Je soupçonne Charles Dickens de planter des petites graines capitalistes, malgré une bienveillance certaine à vouloir réchauffer des coeurs en racontant « de belles histoires ». Ce qui diffère De Grandes espérances de bons nombres de romans initiatiques basés sur l’ascension sociale et la prospérité du personnage principal, est que la fortune de Pip ici se veut quasiment fortuite, ainsi, sa méritocratie n’est pas basée sur un privilège quelconque mais sur une chance qu’il provoque malgré lui, ou en tout cas sans en avoir conscience.
Ce faisant, Dickens instaure une sorte de règle karmique. Si tu commets une bonne action, celle-ci se revaudra plus tard. Mais au lieu de lui apporter une auréole de vertu et une protection divine, l’auteur met également en garde sur le salaire qu’il en coûte.
Pip n’a ni père ni mère, est élevé par sa soeur qui le bat et lui rabâche sans cesse à quel point elle préférerait qu’il soit aussi mort que ses parents et ses frères. Celle-ci est en conflit perpétuel avec son mari forgeron et méprise sa condition d’artisan populaire car elle aurait préféré vivre mieux. Malheureusement son statut social n’a pu lui offrir que cette vie là et elle est bien décidée à en faire payer le prix à son mari et son petit frère.
Pip est donc un enfant solitaire, heureusement protégé et aimé par son beau-frère qui lui servira pendant longtemps de modèle. Modeste, intelligent, un peu gauche mais tout autant doté d’une nature bonne, Joe prendra Pip comme apprenti forgeron jusqu’à ce que la chance de Pip lui permette d’accéder à un rang social plus élevé, grâce à un bienfaiteur mystérieux.
Gêné par la vie qu’il « risque » d’avoir Pip s’enfuit du foyer et va apprendre toutes les règles pour devenir le parfait gentleman londonien de ce milieu du XIXe siècle, non sans difficultés ni leçons de morales toujours justes et bienveillantes quant au mépris naissant une fois monté sur le radeau permettant de nous sortir de la hess' frère.
Il n’y aucun bon rôle pour les femmes dans ce roman. Elles sont soit manipulatrices, soit vengeresses, aigries, … Dickens est un auteur de son temps, certes (la caricature des juifs londoniens et des bohémiens qui y est faite en est encore une preuve), ça a eu pour effet de contraster avec l’espèce de bonhommie évidente qu’on colle au personnage, l’adaptation d’Un Chant de Noël (Scrooge ou encore Le Noël de Mickey par Disney) y est pour beaucoup en ce qui me concerne, je le voyais plutôt comme un témoin des conditions sociales de l’époque, défenseur de la veuve et de l’orphelin, mais je pense que devenir adulte c’est aussi se rendre compte des travers de ses héros. (bémol ma gueule tiavu ?)

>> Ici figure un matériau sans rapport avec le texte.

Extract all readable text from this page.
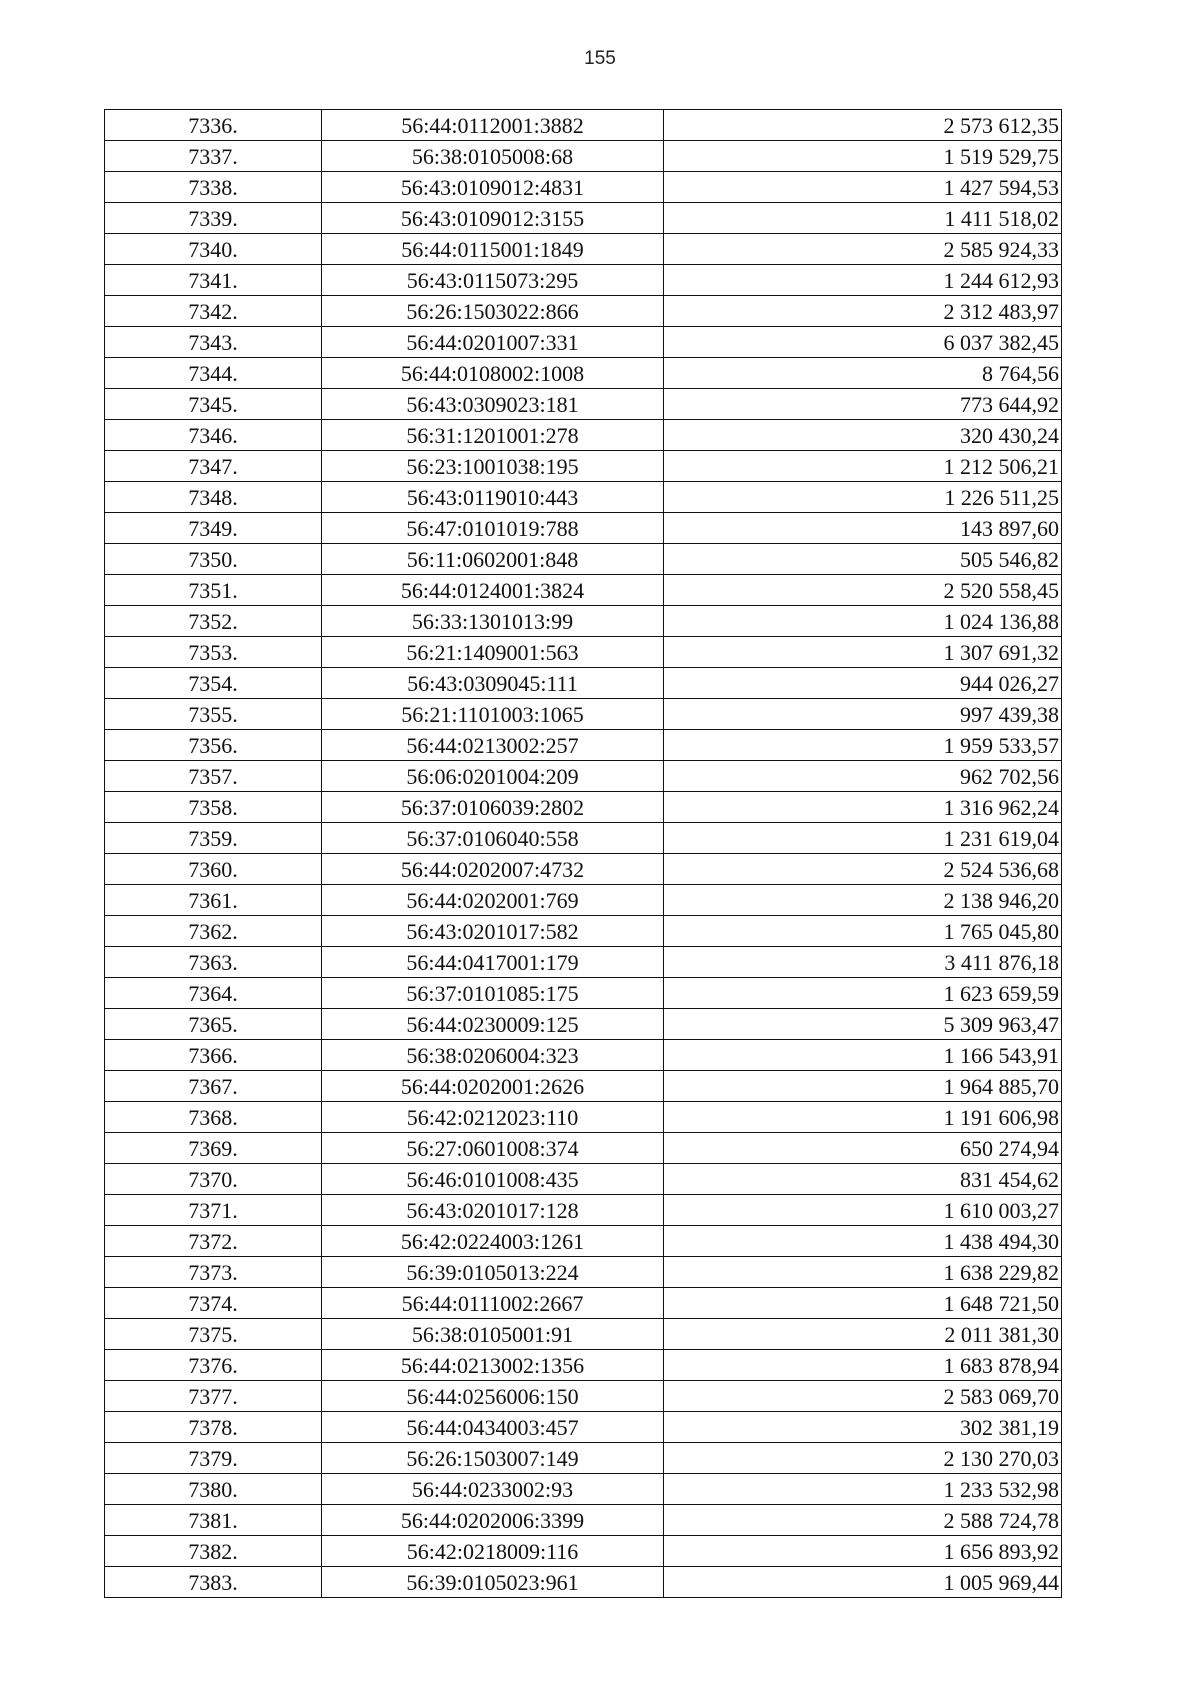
155
7336.	56:44:0112001:3882	2 573 612,35
7337.	56:38:0105008:68	1 519 529,75
7338.	56:43:0109012:4831	1 427 594,53
7339.	56:43:0109012:3155	1 411 518,02
7340.	56:44:0115001:1849	2 585 924,33
7341.	56:43:0115073:295	1 244 612,93
7342.	56:26:1503022:866	2 312 483,97
7343.	56:44:0201007:331	6 037 382,45
7344.	56:44:0108002:1008	8 764,56
7345.	56:43:0309023:181	773 644,92
7346.	56:31:1201001:278	320 430,24
7347.	56:23:1001038:195	1 212 506,21
7348.	56:43:0119010:443	1 226 511,25
7349.	56:47:0101019:788	143 897,60
7350.	56:11:0602001:848	505 546,82
7351.	56:44:0124001:3824	2 520 558,45
7352.	56:33:1301013:99	1 024 136,88
7353.	56:21:1409001:563	1 307 691,32
7354.	56:43:0309045:111	944 026,27
7355.	56:21:1101003:1065	997 439,38
7356.	56:44:0213002:257	1 959 533,57
7357.	56:06:0201004:209	962 702,56
7358.	56:37:0106039:2802	1 316 962,24
7359.	56:37:0106040:558	1 231 619,04
7360.	56:44:0202007:4732	2 524 536,68
7361.	56:44:0202001:769	2 138 946,20
7362.	56:43:0201017:582	1 765 045,80
7363.	56:44:0417001:179	3 411 876,18
7364.	56:37:0101085:175	1 623 659,59
7365.	56:44:0230009:125	5 309 963,47
7366.	56:38:0206004:323	1 166 543,91
7367.	56:44:0202001:2626	1 964 885,70
7368.	56:42:0212023:110	1 191 606,98
7369.	56:27:0601008:374	650 274,94
7370.	56:46:0101008:435	831 454,62
7371.	56:43:0201017:128	1 610 003,27
7372.	56:42:0224003:1261	1 438 494,30
7373.	56:39:0105013:224	1 638 229,82
7374.	56:44:0111002:2667	1 648 721,50
7375.	56:38:0105001:91	2 011 381,30
7376.	56:44:0213002:1356	1 683 878,94
7377.	56:44:0256006:150	2 583 069,70
7378.	56:44:0434003:457	302 381,19
7379.	56:26:1503007:149	2 130 270,03
7380.	56:44:0233002:93	1 233 532,98
7381.	56:44:0202006:3399	2 588 724,78
7382.	56:42:0218009:116	1 656 893,92
7383.	56:39:0105023:961	1 005 969,44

Malgré tout, je suis d’accord avec Virgina Woolf quand elle dit que les roman de Dickens sont hypnotiques. Il nous calfeutre d’une naïveté et d’une volonté de faire le bien (qui a certes beaucoup évolué depuis 180 ans), il sait réchauffer et sait donner envie de sortir la plus belle part de nous-même.
Oh et c’est un super roman de Noël, mais sur ce point je pense que n’importe quel.le romancier.ère anglais.e victorien.ne en est capable (imagine mon vieux dans 100 ans y’aura des gens capables de sacraliser la new romance des années 2020, c’est dingo nan ?)
C’était merveilleux (mais avec des petits cheveux dans la soupe par moments, tombés du crâne de Monsieur Temps).
See ya !
Petit truc de dernière minute : Si le prénom Pip te dit quelque chose c'est maybe bicause Matt Stone et Trey Parker l'ont donné à un de leur personnage des premières saisons de South Park (le petit anglais bourgeois chiant qui meurt écrasé par MechaStreisand dans la saison 2).